Home > Culture, Sports > The NFL’s Big Hits

The NFL’s Big Hits

No sooner did I write humorously, I thought, about judging the impact of an NFL defense by the number of stretchers on the field to remove injured offense players, the league had its most violent weekend in history.

There were at least four helmet-on-helmet hits in Sunday’s action that were so fierce and literally concussive, that the NFL was moved to release a statement about it and start threatening players with suspensions and fines.

Besides awesome accidental timing on my part that gives the appearance I am some kind of blood-lusting animal, there are several other observations that come to mind.

First of all, to NFL fans who have suddenly discovered their sensitive side, please spare me. Professional football has always been and always will be- the single most violent of all our sports. Big hits are a part of the game. Illegal hits intended to cripple a player are not part of the game. Big hits on a receiver catching a pass over the middle of the field, however, are as American as apple pie.

It’s as if people suddenly figured out that the NFL plays a rough game. Ok, you want it not rough? Outlaw tackling. Put little flags on the player’s pants and turn it into the National Flag Football League.

There are lots of potentially violent acts in football that are now against the rules; actions that, 20 years ago, were perfectly allowable. These include, spearing (leading with the helmet during a tackle), clotheslining, and general “roughing,” like hitting a Quarterback after he’s thrown the ball.

I have no objections to the proposed suspensions and fines. If it’s against the rules to tackle or hit another player leading with your helmet, then, fine, suspend them. But for fans to suddenly start going “tsk, tsk” and professing to be shocked that the NFL is violent, is just plain silly.

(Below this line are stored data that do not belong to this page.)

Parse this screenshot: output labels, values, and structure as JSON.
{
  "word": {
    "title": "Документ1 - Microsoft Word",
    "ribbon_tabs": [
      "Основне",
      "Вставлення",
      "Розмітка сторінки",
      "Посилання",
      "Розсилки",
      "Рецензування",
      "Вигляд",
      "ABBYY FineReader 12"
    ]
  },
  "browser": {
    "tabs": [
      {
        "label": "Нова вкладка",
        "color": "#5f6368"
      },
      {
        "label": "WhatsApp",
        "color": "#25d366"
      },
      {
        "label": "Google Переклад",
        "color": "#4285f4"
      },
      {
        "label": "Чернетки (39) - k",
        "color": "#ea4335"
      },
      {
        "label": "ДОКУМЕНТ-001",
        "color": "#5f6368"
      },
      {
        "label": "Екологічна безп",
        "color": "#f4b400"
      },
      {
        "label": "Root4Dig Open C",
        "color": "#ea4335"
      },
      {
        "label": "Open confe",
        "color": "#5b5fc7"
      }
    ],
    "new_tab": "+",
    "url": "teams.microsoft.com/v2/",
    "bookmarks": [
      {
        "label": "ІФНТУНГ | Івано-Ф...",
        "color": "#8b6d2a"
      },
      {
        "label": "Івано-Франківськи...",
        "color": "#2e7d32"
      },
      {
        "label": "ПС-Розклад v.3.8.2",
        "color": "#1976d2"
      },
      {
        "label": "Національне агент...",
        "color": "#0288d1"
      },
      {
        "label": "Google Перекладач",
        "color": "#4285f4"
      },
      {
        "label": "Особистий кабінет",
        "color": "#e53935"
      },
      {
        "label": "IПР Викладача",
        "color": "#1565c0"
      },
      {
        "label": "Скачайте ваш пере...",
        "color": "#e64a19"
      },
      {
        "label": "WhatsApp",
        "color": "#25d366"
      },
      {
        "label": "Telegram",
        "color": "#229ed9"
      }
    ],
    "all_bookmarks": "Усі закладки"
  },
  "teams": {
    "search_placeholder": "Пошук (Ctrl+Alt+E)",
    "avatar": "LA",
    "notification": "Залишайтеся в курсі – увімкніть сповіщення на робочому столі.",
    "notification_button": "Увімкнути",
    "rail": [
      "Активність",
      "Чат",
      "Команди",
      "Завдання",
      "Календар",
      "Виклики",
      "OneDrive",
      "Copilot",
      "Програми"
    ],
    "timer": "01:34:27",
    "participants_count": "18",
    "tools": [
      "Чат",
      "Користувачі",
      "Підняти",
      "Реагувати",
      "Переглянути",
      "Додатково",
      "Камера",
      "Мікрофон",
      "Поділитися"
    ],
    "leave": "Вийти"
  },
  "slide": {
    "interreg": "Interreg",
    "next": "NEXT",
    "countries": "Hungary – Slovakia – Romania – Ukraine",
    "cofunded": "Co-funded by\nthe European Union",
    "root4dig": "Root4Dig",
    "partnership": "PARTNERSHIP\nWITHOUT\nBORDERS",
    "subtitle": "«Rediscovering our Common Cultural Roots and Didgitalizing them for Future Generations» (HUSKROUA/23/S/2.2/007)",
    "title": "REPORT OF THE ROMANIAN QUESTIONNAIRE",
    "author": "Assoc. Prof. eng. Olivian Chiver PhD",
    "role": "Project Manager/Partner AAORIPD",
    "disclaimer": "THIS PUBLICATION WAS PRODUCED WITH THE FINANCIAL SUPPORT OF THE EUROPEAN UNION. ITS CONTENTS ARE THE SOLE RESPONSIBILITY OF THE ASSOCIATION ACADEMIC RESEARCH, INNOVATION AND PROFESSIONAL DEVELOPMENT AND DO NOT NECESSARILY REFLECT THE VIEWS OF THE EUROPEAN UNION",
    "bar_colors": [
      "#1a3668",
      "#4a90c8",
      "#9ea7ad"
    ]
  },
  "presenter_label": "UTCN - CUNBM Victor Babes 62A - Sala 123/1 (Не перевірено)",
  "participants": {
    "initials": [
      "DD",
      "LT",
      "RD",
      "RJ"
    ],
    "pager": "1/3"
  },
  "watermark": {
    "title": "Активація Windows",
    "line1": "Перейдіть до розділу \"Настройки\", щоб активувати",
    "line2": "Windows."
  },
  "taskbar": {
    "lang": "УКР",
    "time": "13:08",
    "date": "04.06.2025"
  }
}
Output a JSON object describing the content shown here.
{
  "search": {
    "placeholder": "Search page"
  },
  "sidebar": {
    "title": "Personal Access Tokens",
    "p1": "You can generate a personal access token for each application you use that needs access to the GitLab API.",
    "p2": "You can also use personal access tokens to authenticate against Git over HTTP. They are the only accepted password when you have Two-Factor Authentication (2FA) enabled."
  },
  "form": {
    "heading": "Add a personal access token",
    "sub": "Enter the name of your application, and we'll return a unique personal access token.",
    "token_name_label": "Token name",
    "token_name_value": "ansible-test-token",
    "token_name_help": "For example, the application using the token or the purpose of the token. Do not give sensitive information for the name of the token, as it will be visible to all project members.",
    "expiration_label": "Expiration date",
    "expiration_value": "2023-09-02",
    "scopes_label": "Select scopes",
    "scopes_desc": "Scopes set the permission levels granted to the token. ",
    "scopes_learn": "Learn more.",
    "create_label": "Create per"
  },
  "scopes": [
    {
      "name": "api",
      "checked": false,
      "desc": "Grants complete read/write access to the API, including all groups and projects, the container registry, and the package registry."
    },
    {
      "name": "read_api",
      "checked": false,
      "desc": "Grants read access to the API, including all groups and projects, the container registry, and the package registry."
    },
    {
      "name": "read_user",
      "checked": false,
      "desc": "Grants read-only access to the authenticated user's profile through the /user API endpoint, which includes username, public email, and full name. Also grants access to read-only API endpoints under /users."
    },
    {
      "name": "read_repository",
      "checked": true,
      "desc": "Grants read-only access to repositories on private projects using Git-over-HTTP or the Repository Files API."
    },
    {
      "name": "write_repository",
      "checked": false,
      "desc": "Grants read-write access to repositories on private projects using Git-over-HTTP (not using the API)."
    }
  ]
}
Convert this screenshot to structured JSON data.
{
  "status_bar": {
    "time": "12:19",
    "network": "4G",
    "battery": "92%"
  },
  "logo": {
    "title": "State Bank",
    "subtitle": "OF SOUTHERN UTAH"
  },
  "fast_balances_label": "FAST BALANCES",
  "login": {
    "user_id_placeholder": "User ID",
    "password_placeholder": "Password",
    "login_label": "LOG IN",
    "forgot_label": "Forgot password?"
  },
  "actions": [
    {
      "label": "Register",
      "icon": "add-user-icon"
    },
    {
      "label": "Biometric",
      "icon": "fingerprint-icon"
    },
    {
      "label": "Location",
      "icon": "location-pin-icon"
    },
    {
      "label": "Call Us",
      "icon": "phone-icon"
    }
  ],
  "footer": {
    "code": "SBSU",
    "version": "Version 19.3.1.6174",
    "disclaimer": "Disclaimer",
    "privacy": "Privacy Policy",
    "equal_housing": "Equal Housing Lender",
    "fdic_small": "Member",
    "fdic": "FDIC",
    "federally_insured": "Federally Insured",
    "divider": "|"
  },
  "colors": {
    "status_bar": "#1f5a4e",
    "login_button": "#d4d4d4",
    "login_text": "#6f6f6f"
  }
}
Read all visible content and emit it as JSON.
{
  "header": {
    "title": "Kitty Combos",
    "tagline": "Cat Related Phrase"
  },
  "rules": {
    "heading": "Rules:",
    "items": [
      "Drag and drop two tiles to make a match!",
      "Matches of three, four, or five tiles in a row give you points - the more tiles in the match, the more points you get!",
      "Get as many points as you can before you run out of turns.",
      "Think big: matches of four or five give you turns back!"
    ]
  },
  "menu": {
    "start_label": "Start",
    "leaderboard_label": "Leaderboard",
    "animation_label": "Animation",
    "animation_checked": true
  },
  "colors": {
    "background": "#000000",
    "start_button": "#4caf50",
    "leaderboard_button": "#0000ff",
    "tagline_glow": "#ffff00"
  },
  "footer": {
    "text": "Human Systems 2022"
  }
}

These men choose to play this game and they are fully aware that the end of their careers is just one play away. It’s why they get paid so much and good for them. The average career of an NFL running back is about four years. I say they should be able to make as much they can for as long as they can. They not only risk their careers but they also risk their future health. There are plenty of NFL players who can barely walk at age 60.

I’m not necessarily proud that I am such a fan of this sometimes grisly sport. But speed, power, intricate coordination and regional pride are hard for some of us to resist. I suspect they’re also the reasons why football supplanted baseball as the national pastime.

Let’s just face it- Americans are big fans of this violent sport. Why, I do believe, we invented it.

  1. Jim Howard
    October 19, 2010 at 3:33 am


    Check out this link, I think you’ll find it interesting in light of your argument in this blog post.


  2. October 20, 2010 at 2:47 am

    Of course, they’re talking about what we ignorant Americans refer to as soccer, which was the precursor to rugby which was the precursor to American football. But the violent aspect of the competition is, indeed, quite interesting.